If one has had the time or the inclination to watch Rajya Sabha TV, more often than not, one has been privy to the daily drama that takes place within the Parliament. Leaders hurling abuses, engaging in scuffles that end in pepper spray fights to debates that come to a complete stand still, we have witnessed pandemonium at its worst.
Now contrast this with Shyam Benegal's specially commissioned 10 part docu-drama Samvidhaan, currently running on Rajya Sabha TV, with its final episode airing this Sunday at 10 am.
The mini series made for television, tells the story of the countless hours of effort that were put in by the first political leaders of free India into drafting the document that acts as the very foundation of the country.
"I think it would be wrong to say that our representatives don't know how to debate anymore. During my tenure in the Rajya Sabha as an MP, I have witnessed some excellent debates. People like Arun Jaitley, Abhishek Singhvi, Ravishankar Prasad are superb speakers and have brought brilliant submissions to the table. These are people who can make their points succinctly. It's also however true that the quality of debates might have come down a bit, which was not the case during the older days, when our leaders could put across a point without screaming or shouting," explains Shyam Benegal, the man behind path breaking films like Ankur, Trikal, Mandi, Manthan, Junoon, Nishant and many more.
According to Benegal, every word of the mini-series is based on fact and has been put into the show after months of research by himself and his team.
"We went through the entire set of the Parliament recordings of debates from December 1946 to November 1949 and chose what we thought were the most revelatory moments and turned into a 10 hour show. There was no need for fictionalising or changing anything as these debates were filled with their own inherent drama. It was only a question of choosing the best moments," he explains. The show was always conceptualised as a 10 part series. "A film couldn't have possibly told the story in such short time. It required the 10 hours it got. However, if you look at the production quality, it is nothing short of cinematic," he says.
As far as its intended viewers are concerned, Benegal feels that people now more than ever are beginning to take interest in how the country is being run. "There are lots of viewers for a show like this. Even down the years, I see students turning to Samvidhaan to learn about the constitution of India. If nothing else, this works as good learning material for those appearing for their Civil Services examinations," he laughs. And this is not the first time Benegal's turned to television. He has previously made acclaimed docu-dramas for Doordarshan, like Yatra (1986) for the Indian Railways and Bharat Ek Khoj (1988), the sprawling 53 episode TV show, based on Jawaharlal Nehru's Discovery of India.

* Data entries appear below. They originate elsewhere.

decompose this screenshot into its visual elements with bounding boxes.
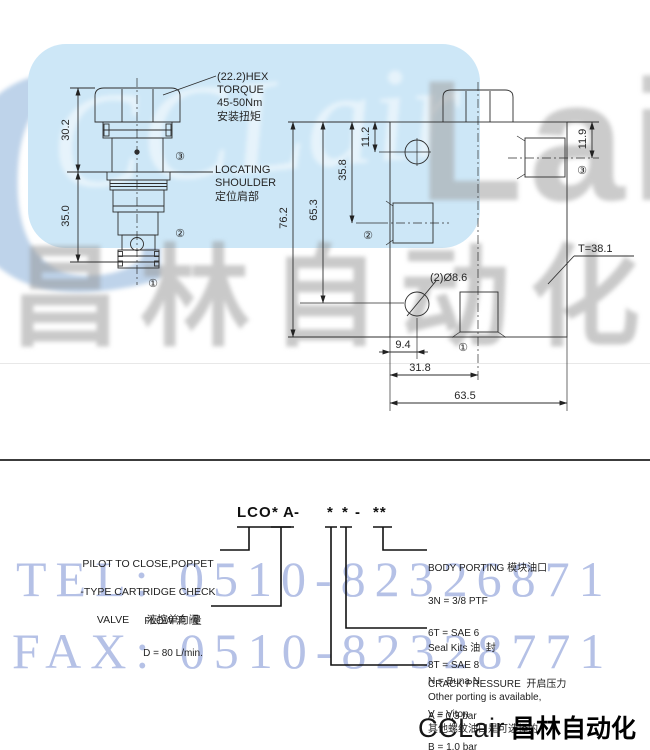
flow-line: FLOW 流 量 — [136, 617, 210, 628]
shoulder-note-line: SHOULDER — [215, 177, 276, 189]
dim-label-35-0: 35.0 — [60, 205, 72, 226]
seal-kits-line: Seal Kits 油 封 — [428, 643, 496, 654]
hex-note-line: 45-50Nm — [217, 97, 262, 109]
body-porting-line: BODY PORTING 模块油口 — [428, 564, 608, 575]
dim-label-30-2: 30.2 — [60, 119, 72, 140]
footer-brand-chinese: 昌林自动化 — [511, 715, 636, 743]
model-code-suffix: ** — [373, 504, 387, 521]
port-marker-2: ② — [363, 230, 373, 242]
catalog-page: C CCLair Lair 昌林自动化 TEL: 0510-82326871 F… — [0, 0, 650, 750]
model-code-star-1: * — [272, 504, 279, 521]
dim-label-76-2: 76.2 — [278, 207, 290, 228]
crack-pressure-line: CRACK PRESSURE 开启压力 — [428, 680, 566, 691]
model-code-dash-1: - — [294, 504, 300, 521]
port-marker-1: ① — [148, 278, 158, 290]
flow-label: FLOW 流 量 D = 80 L/min. — [136, 596, 210, 680]
model-code-star-3: * — [342, 504, 349, 521]
dim-label-9-4: 9.4 — [395, 339, 410, 351]
dim-label-63-5: 63.5 — [454, 390, 475, 402]
hex-note-line: 安装扭矩 — [217, 109, 261, 123]
model-code-star-2: * — [327, 504, 334, 521]
dim-label-11-9: 11.9 — [577, 129, 589, 150]
hole-note: (2)Ø8.6 — [430, 272, 467, 284]
valve-description-line: PILOT TO CLOSE,POPPET — [76, 560, 220, 569]
port-marker-1: ① — [458, 342, 468, 354]
dim-label-65-3: 65.3 — [308, 199, 320, 220]
technical-drawing: (22.2)HEX TORQUE 45-50Nm 安装扭矩 LOCATING S… — [0, 0, 650, 460]
model-code-dash-2: - — [355, 504, 361, 521]
hex-note-line: (22.2)HEX — [217, 71, 269, 83]
cartridge-view — [67, 76, 216, 285]
hex-note-line: TORQUE — [217, 84, 264, 96]
dim-label-11-2: 11.2 — [360, 127, 372, 148]
section-divider — [0, 459, 650, 461]
port-marker-3: ③ — [175, 151, 185, 163]
port-marker-3: ③ — [577, 165, 587, 177]
port-marker-2: ② — [175, 228, 185, 240]
dim-label-31-8: 31.8 — [409, 362, 430, 374]
flow-line: D = 80 L/min. — [136, 649, 210, 660]
thickness-note: T=38.1 — [578, 243, 613, 255]
shoulder-note-line: 定位肩部 — [215, 189, 259, 203]
dim-label-35-8: 35.8 — [337, 159, 349, 180]
footer-brand-latin: CCLair — [418, 713, 505, 743]
body-porting-line: 3N = 3/8 PTF — [428, 597, 608, 608]
footer-brand: CCLair昌林自动化 — [418, 709, 636, 745]
model-code-prefix: LCO — [237, 504, 272, 521]
shoulder-note-line: LOCATING — [215, 164, 270, 176]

With over 150 actors roped in for the TV series, most of whom are veterans and have worked with Benegal on multiple occasions, the show features the likes of Sachin Khedekar, Dalip Tahil, Utkarsh Majumdar, Tom Alter, Ila Arun, Amit Behl, KK Raina, Rajendra Gupta, Aanjjan Srivastav, Suzanne Bernert, Narendra Jha and Neeraj Kabi.
For Benegal, who made his first short film when he was 12, cinema has been a life long passion. "I hope cinema will always act as a vehicle of worthwhile ideas and thoughts, rather than stooping down to show something like two people thumping each other to death. People who make such films must have very retarded minds," he says.
He is a huge fan of current film-makers like Anurag Kashyap and Dibakar Banerjee. "These are hugely talented film-makers who have successfully managed to make the cross-over between austere parallel cinema and the masala Bollywood films. They are able to tell stories with great amount of sensitivity as well as great taste. I look forward to watching more movies by them," says Benegal. A good film-maker, according to Benegal, must have talent above all else. "You cannot work very, very hard and hope to make a good film. Talent is necessary. Along with talent, you need the ability to be true to yourself and work without compromise and dedicate your entire life to your vision," he explains.
A huge fan of Satyajit Ray, Benegal had also made a biographical film on Ray. When he showed the film to Satyajit Ray, Ray apparently commented,"There's a whole lot of Ray, but very little Benegal in the film."
Currently, Benegal has started work on his next commissioned project, a 90 minute film on Punjab's history. "The Punjab government is working at building Jalandhar as a cultural centre, which will have art installations, theatre work and will also screen this movie 24 hours of the day. The idea is to use this film to tell the story of Punjab to the present and future generations and provide a background to their culture, as a huge part of Punjab's population is now settled abroad," he says.
Samvidhaan will air its final episode on Rajya Sabha TV on Sunday, May 4, at 10 am and 1pm. The episodes are also available on Rajya Sabha TV's YouTube channel.